NOTE: We are restructuring analysis pipeline and documents. Results and codes are temporary.
Methods are designed by Yongjin Park, Abhishek Sarkar, Kunal Bhutani, and Manolis Kellis; maintained by Yongjin Park (ypp@csail.mit.edu).
Install R package:
library(devtools)
install_github("ypark/fqtl")
To successfully compile the Rcpp code, R must have been compiled with a compiler which supports C++14. Make sure your R development environment support C++14 by including -std=c++14 to CFLAGS and CXXFLAGS in ~/.R/Makevars file. For instance,
CXX = g++-6
CXX14 = g++-6
CXXFLAGS = -O3 -std=c++14
CFLAGS = -O3 -std=c++14
PKG_LDFLAGS = -Wl,--no-as-needed
To speed up matrix-vector multiplication and vectorized random number generation, one can compile the package with Intel MKL or openblas.
Analysis pipeline and pre-calculated effect sizes computed in 44 GTEx tissues (v6p) can be found in separate repository.
In Park and Sarkar et al. we define mean, variance and log-likelihood:
E[y] = η1,
V[y] = Vmin + (Vmax - Vmin) * sigmoid(η2)
L[y] = -0.5 * (y - E[y])^2 / V[y] - 0.5 * ln V[y]
Here we stabilized error variance, restricting on [Vmin, Vmax], with Vmax = observed V[y] and Vmin = 1e-4 * Vmax. A new version of the paper will soon be posted.
Robinson and Smyth (2008), Anders and Huber (2010) popularized negative binomial models for analysis of high-throughput sequencing data.
b[y] = exp(- η1)
E[y] = exp(Xθ + ln (1 + 1/φ))
V[y] = E[y] * (1 + E[y] / (1 + 1/φ))
L[y] = ln Gam(y + 1/φ + 1) - ln Gam(1/φ + 1)
- y * ln(1 + exp(- η1))
- (1/φ + 1) * ln(1 + exp(η1))
Like Gaussian model, we could bound variance model V[y] < observed V[y]. Probably most loosened model fit to the data is sample mean Ybar. If there were no association of covariates, sample mean would be unbiased estimation of rate parameter of the underlying Poisson distribution.
worst variance = Ybar * (1 + Ybar /(1 + 1/φ))
< Ybar * (1 + Ybar * φ)
< Vobs
Therefore we can claim that
φmax = (Vobs / Ybar - 1) / Ybar
We define negative binomial model adding pseudo-counts.
p(y|α,β) = Γ(α + υ + α0)/[Γ(y+1)Γ(α + α0)] (1 + 1/β)^-(α + α0) (1 + β)^-y
where
E[y|α,α0,β] = (α + α0)/β
V[y|α,α0,β] = (α + α0)β + (α + α0)β^{2}
μ = (α0 + 1/φ) / β = exp[ η{μ} + ln (α0 + 1/φ) ]
σ^2 = μ + μ^{2} / (α0 + α)
α = αmin + (αmax - αmin) sigmoid(- η(nu))
β = exp(-η(μ))
We developed variational inference algorithm based on stochastic gradient algorithm (Paisley et al. 2012). Especially we tuned the method to better accommodate high-dimensional generalized linear models with data-driven sparsity.
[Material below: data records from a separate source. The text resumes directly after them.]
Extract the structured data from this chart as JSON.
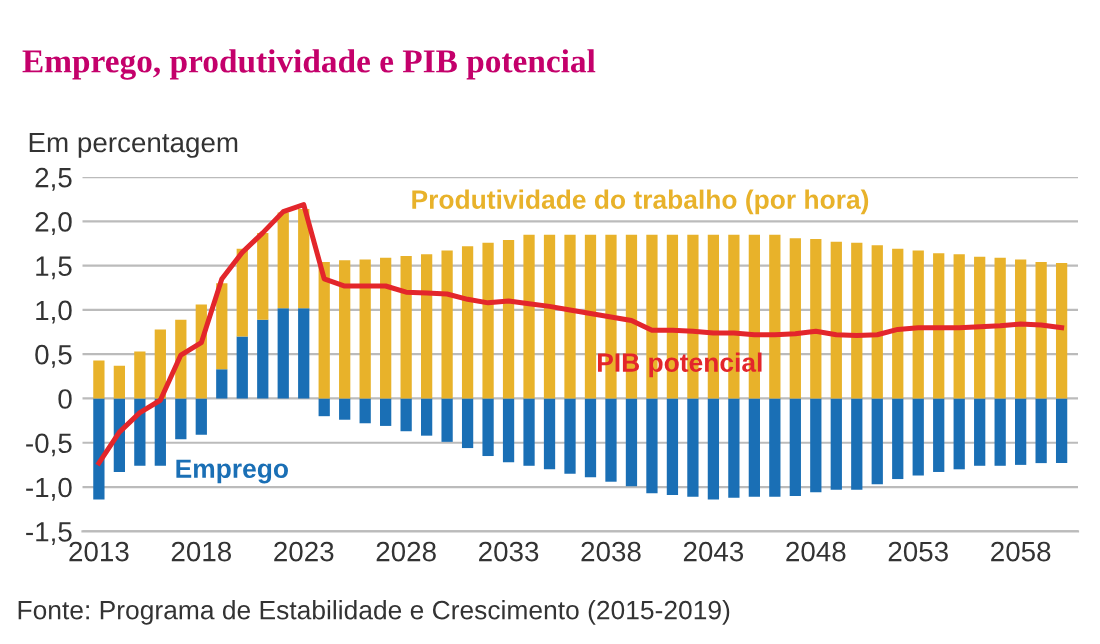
{
  "chart_data": {
    "type": "bar",
    "stacked": true,
    "title": "Emprego, produtividade e PIB potencial",
    "ylabel": "Em percentagem",
    "categories": [
      "2013",
      null,
      null,
      null,
      null,
      "2018",
      null,
      null,
      null,
      null,
      "2023",
      null,
      null,
      null,
      null,
      "2028",
      null,
      null,
      null,
      null,
      "2033",
      null,
      null,
      null,
      null,
      "2038",
      null,
      null,
      null,
      null,
      "2043",
      null,
      null,
      null,
      null,
      "2048",
      null,
      null,
      null,
      null,
      "2053",
      null,
      null,
      null,
      null,
      "2058",
      null,
      null
    ],
    "series": [
      {
        "name": "Emprego",
        "color": "#1a6fb5",
        "values": [
          -1.14,
          -0.83,
          -0.76,
          -0.76,
          -0.46,
          -0.41,
          0.33,
          0.7,
          0.89,
          1.02,
          1.02,
          -0.2,
          -0.24,
          -0.28,
          -0.31,
          -0.37,
          -0.42,
          -0.49,
          -0.56,
          -0.65,
          -0.72,
          -0.76,
          -0.8,
          -0.85,
          -0.89,
          -0.94,
          -0.99,
          -1.07,
          -1.09,
          -1.11,
          -1.14,
          -1.12,
          -1.11,
          -1.11,
          -1.1,
          -1.06,
          -1.03,
          -1.03,
          -0.97,
          -0.91,
          -0.87,
          -0.83,
          -0.8,
          -0.76,
          -0.76,
          -0.75,
          -0.73,
          -0.73
        ]
      },
      {
        "name": "Produtividade do trabalho (por hora)",
        "color": "#e8b22a",
        "values": [
          0.43,
          0.37,
          0.53,
          0.78,
          0.89,
          1.06,
          0.97,
          0.99,
          0.98,
          1.08,
          1.12,
          1.54,
          1.56,
          1.57,
          1.59,
          1.61,
          1.63,
          1.67,
          1.72,
          1.76,
          1.79,
          1.85,
          1.85,
          1.85,
          1.85,
          1.85,
          1.85,
          1.85,
          1.85,
          1.85,
          1.85,
          1.85,
          1.85,
          1.85,
          1.81,
          1.8,
          1.77,
          1.76,
          1.73,
          1.69,
          1.67,
          1.64,
          1.63,
          1.6,
          1.59,
          1.57,
          1.54,
          1.53
        ]
      },
      {
        "name": "PIB potencial",
        "type": "line",
        "color": "#e3262b",
        "values": [
          -0.73,
          -0.38,
          -0.16,
          -0.02,
          0.49,
          0.63,
          1.35,
          1.65,
          1.87,
          2.11,
          2.19,
          1.35,
          1.27,
          1.27,
          1.27,
          1.2,
          1.19,
          1.18,
          1.12,
          1.08,
          1.1,
          1.07,
          1.04,
          1.0,
          0.96,
          0.92,
          0.88,
          0.77,
          0.77,
          0.76,
          0.74,
          0.74,
          0.72,
          0.72,
          0.73,
          0.76,
          0.72,
          0.71,
          0.72,
          0.78,
          0.8,
          0.8,
          0.8,
          0.81,
          0.82,
          0.84,
          0.83,
          0.8
        ]
      }
    ],
    "ylim": [
      -1.5,
      2.5
    ],
    "yticks": [
      {
        "value": -1.5,
        "label": "-1,5"
      },
      {
        "value": -1.0,
        "label": "-1,0"
      },
      {
        "value": -0.5,
        "label": "-0,5"
      },
      0,
      {
        "value": 0.5,
        "label": "0,5"
      },
      {
        "value": 1.0,
        "label": "1,0"
      },
      {
        "value": 1.5,
        "label": "1,5"
      },
      {
        "value": 2.0,
        "label": "2,0"
      },
      {
        "value": 2.5,
        "label": "2,5"
      }
    ],
    "grid": "y",
    "legend": false,
    "annotations": [
      "Fonte: Programa de Estabilidade e Crescimento (2015-2019)"
    ]
  }
}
Park, Y., Sarkar, A. K., Bhutani, K., & Kellis, M. (2017). Multi-tissue polygenic models for transcriptome-wide association studies. bioRxiv, 107623. http://doi.org/10.1101/107623
Robinson, M. D., & Smyth, G. K. (2008). Small-sample estimation of negative binomial dispersion, with applications to SAGE data. Biostatistics (Oxford, England), 9(2), 321–332. http://doi.org/10.1093/biostatistics/kxm030
Anders, S., & Huber, W. (2010). Differential expression analysis for sequence count data. Genome Biology, 11(10), R106. http://doi.org/10.1186/gb-2010-11-10-r106
Law, C. W., Chen, Y., Shi, W., & Smyth, G. K. (2014). voom: Precision weights unlock linear model analysis tools for RNA-seq read counts. Genome Biology, 15(2), R29.
Paisley, J., Blei, D., & Jordan, M. (2012). Variational Bayesian Inference with Stochastic Search. In J. Langford & J. Pineau (Eds.), (pp. 1367–1374). Presented at the Proceedings of the 28th International Conference on Machine Learning, New York, NY, USA: Omnipress.